KoDP can be quite daunting for a beginner due its complexity and the fact that things dont work quite as same as in normal fantasy games. Do you have some words of wisdom to offer new players who would like to become clan chieftains in Dragon Pass? What are the most important things or principles to remember? (I might personally say ‘Dont piss off the ducks!)

First, listen to your advisors. Second, read the manual! If you don’t read the manual, at least read the Info available from the starting screen. We’ll be posting a series of tips on our Twitter feed, @KingDragonPass.

On the other hand, perhaps pissing off the ducks leads to an interesting story (and there’s always Restore if you decide to change your mind).


04 November 2011

Finland

Finland was always a big market for King of Dragon Pass, thanks in part to a glowing review in the January 2000 issue of Pelit, which was then the premier game magazine. The review was 2 2/3 pages, and gave the game a rating of 94/100. We were then picked up by the game store Fantasiapelit, which kept the game in stock for years (they got our last boxed copies).

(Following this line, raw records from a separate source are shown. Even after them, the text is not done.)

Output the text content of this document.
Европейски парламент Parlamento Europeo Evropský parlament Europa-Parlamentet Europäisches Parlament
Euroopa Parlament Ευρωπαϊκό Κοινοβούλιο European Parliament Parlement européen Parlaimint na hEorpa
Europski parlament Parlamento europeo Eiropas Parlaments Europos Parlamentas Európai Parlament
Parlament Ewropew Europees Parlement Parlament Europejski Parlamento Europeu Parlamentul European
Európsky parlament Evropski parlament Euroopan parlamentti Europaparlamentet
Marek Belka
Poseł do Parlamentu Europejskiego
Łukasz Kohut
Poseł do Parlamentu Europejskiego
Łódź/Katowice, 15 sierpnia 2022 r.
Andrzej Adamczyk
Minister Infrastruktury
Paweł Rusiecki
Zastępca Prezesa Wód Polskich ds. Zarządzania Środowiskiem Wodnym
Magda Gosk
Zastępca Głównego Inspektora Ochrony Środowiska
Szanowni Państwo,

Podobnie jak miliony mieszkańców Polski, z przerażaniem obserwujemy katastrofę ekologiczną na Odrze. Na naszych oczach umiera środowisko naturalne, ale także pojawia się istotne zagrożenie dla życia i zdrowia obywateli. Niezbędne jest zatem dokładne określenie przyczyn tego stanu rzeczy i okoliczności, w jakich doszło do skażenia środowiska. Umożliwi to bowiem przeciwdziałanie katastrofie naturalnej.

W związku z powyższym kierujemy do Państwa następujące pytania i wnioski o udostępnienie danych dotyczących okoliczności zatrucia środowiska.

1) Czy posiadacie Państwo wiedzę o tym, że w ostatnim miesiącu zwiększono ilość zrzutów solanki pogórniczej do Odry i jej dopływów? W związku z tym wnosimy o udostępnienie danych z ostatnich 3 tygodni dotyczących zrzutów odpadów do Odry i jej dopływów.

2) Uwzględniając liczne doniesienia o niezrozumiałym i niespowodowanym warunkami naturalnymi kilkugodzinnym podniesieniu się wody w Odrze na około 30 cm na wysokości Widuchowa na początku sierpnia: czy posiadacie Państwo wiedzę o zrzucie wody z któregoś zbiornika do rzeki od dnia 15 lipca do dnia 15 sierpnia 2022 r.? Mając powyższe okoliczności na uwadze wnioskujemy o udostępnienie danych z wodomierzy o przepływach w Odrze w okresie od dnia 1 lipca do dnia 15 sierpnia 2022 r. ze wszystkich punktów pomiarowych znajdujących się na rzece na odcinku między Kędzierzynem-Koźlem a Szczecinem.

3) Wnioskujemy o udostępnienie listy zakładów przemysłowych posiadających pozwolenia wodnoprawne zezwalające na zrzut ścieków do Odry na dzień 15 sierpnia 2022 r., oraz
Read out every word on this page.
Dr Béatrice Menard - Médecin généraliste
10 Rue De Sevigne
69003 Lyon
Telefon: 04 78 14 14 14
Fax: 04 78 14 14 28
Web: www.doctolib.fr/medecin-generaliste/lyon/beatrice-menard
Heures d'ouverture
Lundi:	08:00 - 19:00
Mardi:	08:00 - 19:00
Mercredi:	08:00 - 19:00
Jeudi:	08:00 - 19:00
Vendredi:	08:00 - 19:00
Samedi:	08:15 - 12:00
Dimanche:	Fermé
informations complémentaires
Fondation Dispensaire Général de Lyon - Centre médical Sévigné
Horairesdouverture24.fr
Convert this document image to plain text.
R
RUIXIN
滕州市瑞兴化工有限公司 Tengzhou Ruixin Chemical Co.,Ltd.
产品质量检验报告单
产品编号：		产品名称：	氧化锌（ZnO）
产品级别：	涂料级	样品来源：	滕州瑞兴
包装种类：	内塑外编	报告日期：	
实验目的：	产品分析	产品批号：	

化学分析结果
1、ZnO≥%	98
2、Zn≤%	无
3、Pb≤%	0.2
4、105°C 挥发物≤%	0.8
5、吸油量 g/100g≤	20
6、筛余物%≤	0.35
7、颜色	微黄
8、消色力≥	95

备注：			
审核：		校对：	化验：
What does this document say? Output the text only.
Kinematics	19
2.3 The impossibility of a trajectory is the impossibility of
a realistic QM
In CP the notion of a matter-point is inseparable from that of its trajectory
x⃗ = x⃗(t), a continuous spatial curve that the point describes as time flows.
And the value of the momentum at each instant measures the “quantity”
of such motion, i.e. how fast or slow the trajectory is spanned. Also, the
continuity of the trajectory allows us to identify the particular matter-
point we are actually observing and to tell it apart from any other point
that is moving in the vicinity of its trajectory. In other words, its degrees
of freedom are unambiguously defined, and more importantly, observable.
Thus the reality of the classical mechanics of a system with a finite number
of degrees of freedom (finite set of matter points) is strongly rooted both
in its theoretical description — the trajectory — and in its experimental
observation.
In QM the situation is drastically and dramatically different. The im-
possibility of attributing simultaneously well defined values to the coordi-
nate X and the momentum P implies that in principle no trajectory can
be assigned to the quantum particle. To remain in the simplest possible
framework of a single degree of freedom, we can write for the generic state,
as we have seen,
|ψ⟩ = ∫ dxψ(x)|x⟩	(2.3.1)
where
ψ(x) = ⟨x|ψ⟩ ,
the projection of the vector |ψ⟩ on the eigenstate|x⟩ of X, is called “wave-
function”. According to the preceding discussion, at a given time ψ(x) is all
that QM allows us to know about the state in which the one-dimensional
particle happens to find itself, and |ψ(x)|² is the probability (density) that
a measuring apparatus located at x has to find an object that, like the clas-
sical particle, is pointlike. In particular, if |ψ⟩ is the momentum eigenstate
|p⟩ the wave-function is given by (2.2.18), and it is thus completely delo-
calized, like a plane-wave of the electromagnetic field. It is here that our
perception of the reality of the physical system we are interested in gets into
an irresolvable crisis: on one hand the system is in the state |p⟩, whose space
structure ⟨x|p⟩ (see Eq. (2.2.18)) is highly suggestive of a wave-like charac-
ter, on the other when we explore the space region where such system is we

This time around, I got help from Olli Sinerma and Jani Lintunen. (I contacted Olli to see if GameHouse would publish the game, but they decided not to. Olli believed in the game, and put me in contact with Jani.) As it happened, Olli writes for Pelit, and was playing board games with the editor-in-chief of a new magazine, Pelaaja. So it was easy to make sure the magazines were aware of the game. And, we once again got good press coverage.

Pelit didn’t give us quite as many pages, but again we got a 94/100 rating. You can see what it looks like above.

Pelaaja picked up on the Finnish connection, and interviewed me, as well as Olli and Jani. They had never reviewed an iOS game before, but ended devoting 4 pages to King of Dragon Pass. (I will be posting the raw interview text later.)

Once again, the Finns seemed to love the game. As I write this, it’s still the number one selling game in both the Role Playing and Strategy genres. It’s still the number 4 grossing game, and was at one point the top-grossing app (not just game). Despite being a country of around 6 million, Finland has been our third largest market. Thank you!